The Trump administration proposed $143.5 billion in cuts to federal employee compensation in May, including substantial decreases in retirement funding. Also that month, Trump signed three executive orders that made it easier to fire civilian employees and put new limits on union activity. A federal judge invalidated many of the provisions in those executive orders on Saturday.
In contrast to civilian employees, troops are due for a 2.6 percent pay increase next year. Trump has touted the military pay bump, which was authorized by a giant $716 billion defense bill he signed earlier this month.
Trump has promised that he would reduce the federal deficit and balance the nation’s budget, though his administration’s policies have largely done the opposite. The president’s tax and spending reforms are slated to add more than $1 trillion to the deficit over ten years, according to government figures. Supporters of the president’s tax plan claimed the bill would pay for itself.

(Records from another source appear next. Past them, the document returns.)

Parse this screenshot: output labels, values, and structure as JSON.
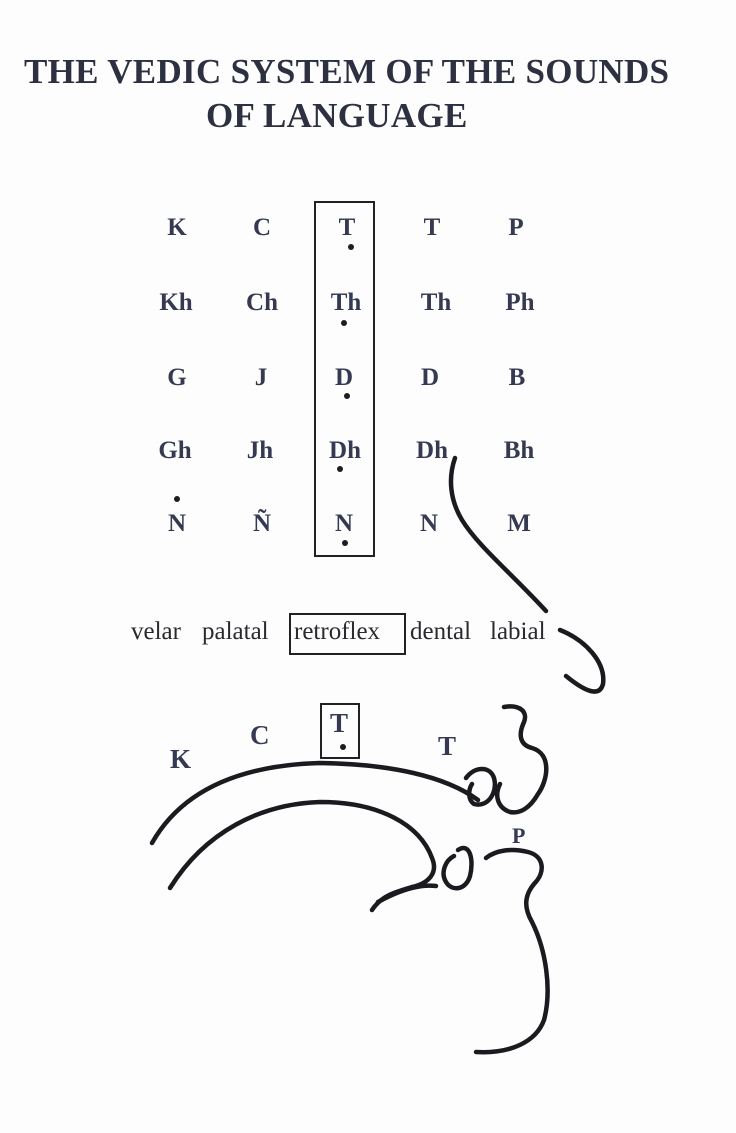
{
  "title": {
    "line1": "THE VEDIC SYSTEM OF THE SOUNDS",
    "line2": "OF LANGUAGE"
  },
  "consonant_grid": {
    "rows": [
      [
        "K",
        "C",
        "T",
        "T",
        "P"
      ],
      [
        "Kh",
        "Ch",
        "Th",
        "Th",
        "Ph"
      ],
      [
        "G",
        "J",
        "D",
        "D",
        "B"
      ],
      [
        "Gh",
        "Jh",
        "Dh",
        "Dh",
        "Bh"
      ],
      [
        "N",
        "Ñ",
        "N",
        "N",
        "M"
      ]
    ]
  },
  "places": [
    "velar",
    "palatal",
    "retroflex",
    "dental",
    "labial"
  ],
  "mouth_diagram": {
    "letters": [
      "K",
      "C",
      "T",
      "T",
      "P"
    ]
  }
}
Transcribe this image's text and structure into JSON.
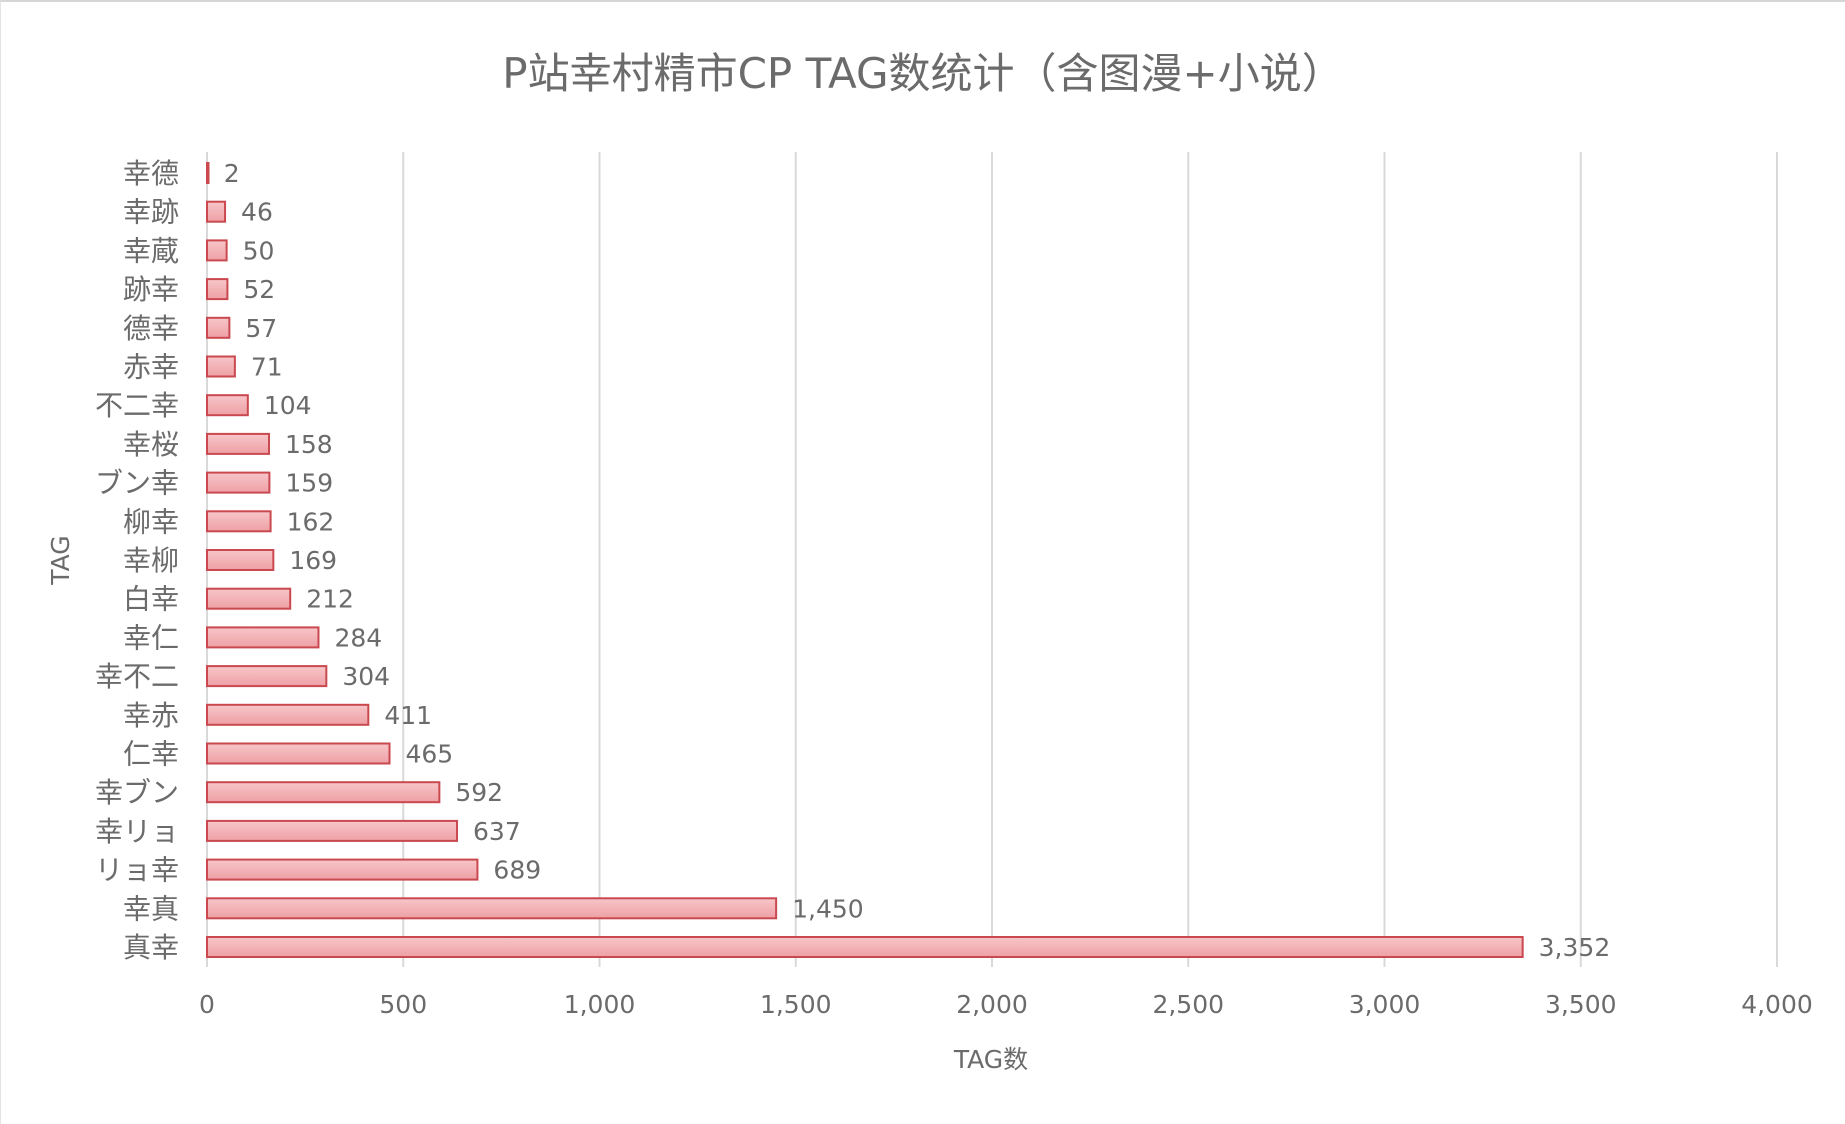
{
  "chart_data": {
    "type": "bar",
    "orientation": "horizontal",
    "title": "P站幸村精市CP TAG数统计（含图漫+小说）",
    "xlabel": "TAG数",
    "ylabel": "TAG",
    "xlim": [
      0,
      4000
    ],
    "x_ticks": [
      0,
      500,
      1000,
      1500,
      2000,
      2500,
      3000,
      3500,
      4000
    ],
    "x_tick_labels": [
      "0",
      "500",
      "1,000",
      "1,500",
      "2,000",
      "2,500",
      "3,000",
      "3,500",
      "4,000"
    ],
    "grid": "vertical",
    "legend": "none",
    "categories": [
      "幸德",
      "幸跡",
      "幸蔵",
      "跡幸",
      "德幸",
      "赤幸",
      "不二幸",
      "幸桜",
      "ブン幸",
      "柳幸",
      "幸柳",
      "白幸",
      "幸仁",
      "幸不二",
      "幸赤",
      "仁幸",
      "幸ブン",
      "幸リョ",
      "リョ幸",
      "幸真",
      "真幸"
    ],
    "values": [
      2,
      46,
      50,
      52,
      57,
      71,
      104,
      158,
      159,
      162,
      169,
      212,
      284,
      304,
      411,
      465,
      592,
      637,
      689,
      1450,
      3352
    ],
    "value_labels": [
      "2",
      "46",
      "50",
      "52",
      "57",
      "71",
      "104",
      "158",
      "159",
      "162",
      "169",
      "212",
      "284",
      "304",
      "411",
      "465",
      "592",
      "637",
      "689",
      "1,450",
      "3,352"
    ],
    "colors": {
      "bar_fill": "#f2aeb2",
      "bar_stroke": "#c9494f",
      "text": "#6b6b6b",
      "grid": "#d9d9d9"
    }
  }
}
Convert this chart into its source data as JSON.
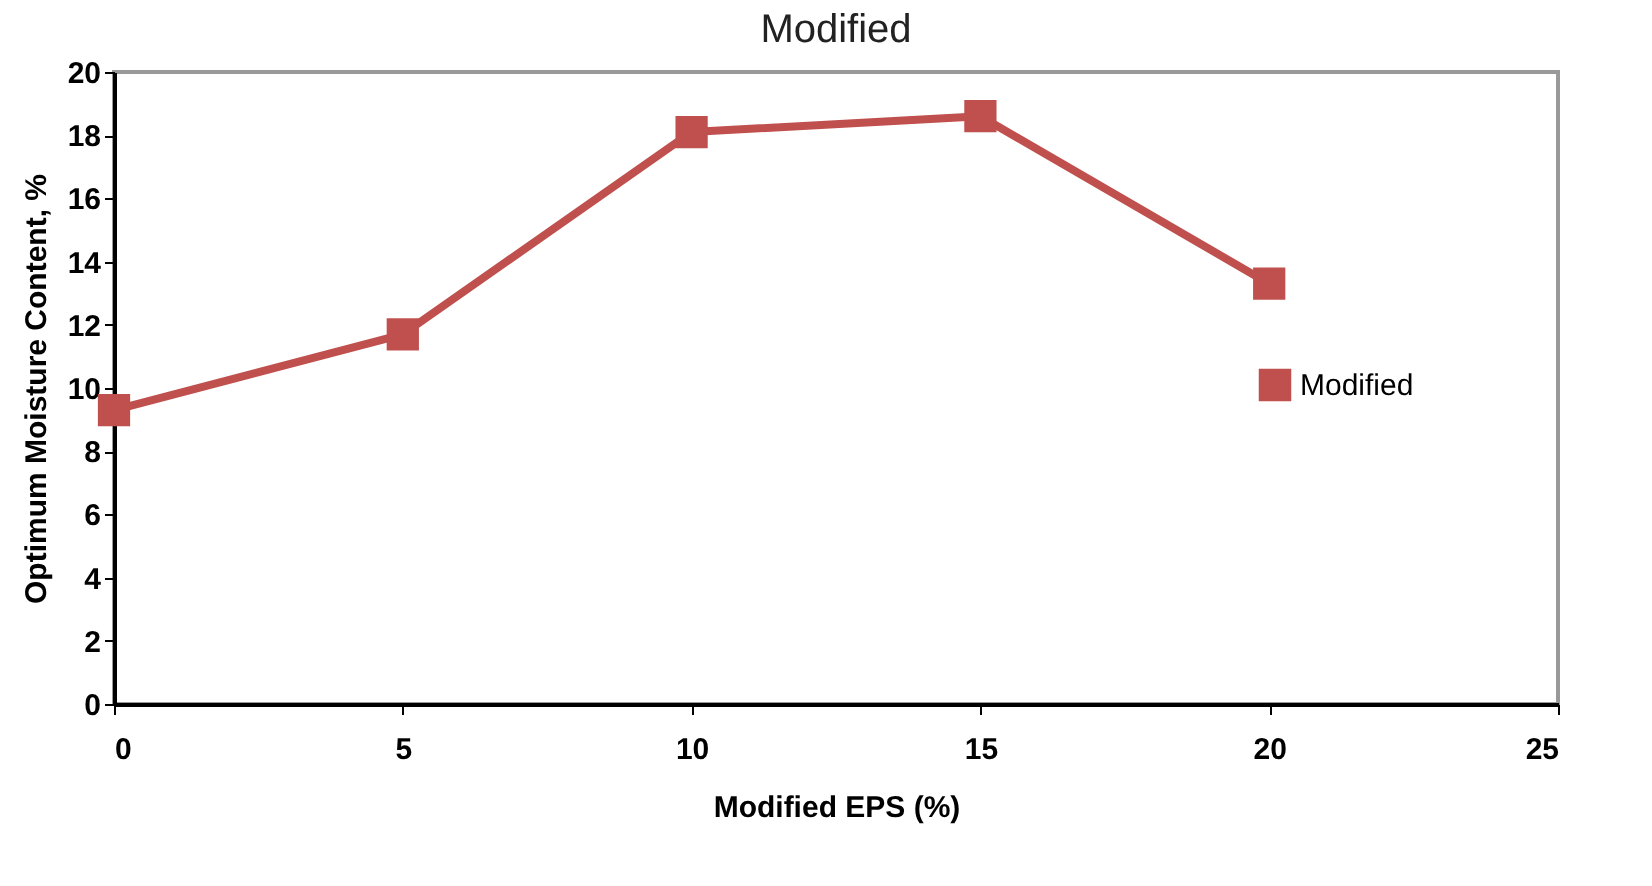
{
  "chart_data": {
    "type": "line",
    "title": "Modified",
    "xlabel": "Modified EPS (%)",
    "ylabel": "Optimum Moisture Content, %",
    "x": [
      0,
      5,
      10,
      15,
      20
    ],
    "series": [
      {
        "name": "Modified",
        "color": "#c0504d",
        "values": [
          9.3,
          11.7,
          18.1,
          18.6,
          13.3
        ]
      }
    ],
    "xlim": [
      0,
      25
    ],
    "xticks": [
      0,
      5,
      10,
      15,
      20,
      25
    ],
    "ylim": [
      0,
      20
    ],
    "yticks": [
      0,
      2,
      4,
      6,
      8,
      10,
      12,
      14,
      16,
      18,
      20
    ],
    "grid": false,
    "legend": "right",
    "marker": "square",
    "line_style": "solid"
  }
}
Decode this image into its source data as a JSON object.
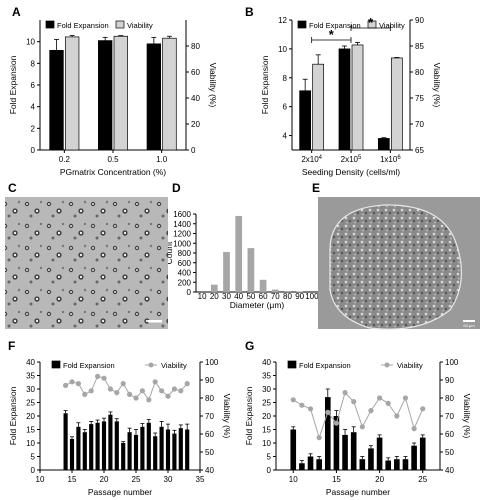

The politics of the pay freeze could be dicey. While the president has railed against the Washington “swamp,” less than 20 percent of the nation’s nearly 2 million civilian full-time federal employees live in the D.C. metropolitan area, according to the Office of Personnel Management.
The move could also further imperil Rep. Barbara Comstock, R-VA., a vulnerable incumbent whose district is home to tens of thousands of government employees. In a statement, Comstock said that that she would attempt to re-instate the pay increase through legislative action.
The government “cannot balance the budget on the backs of our federal employees,” she said.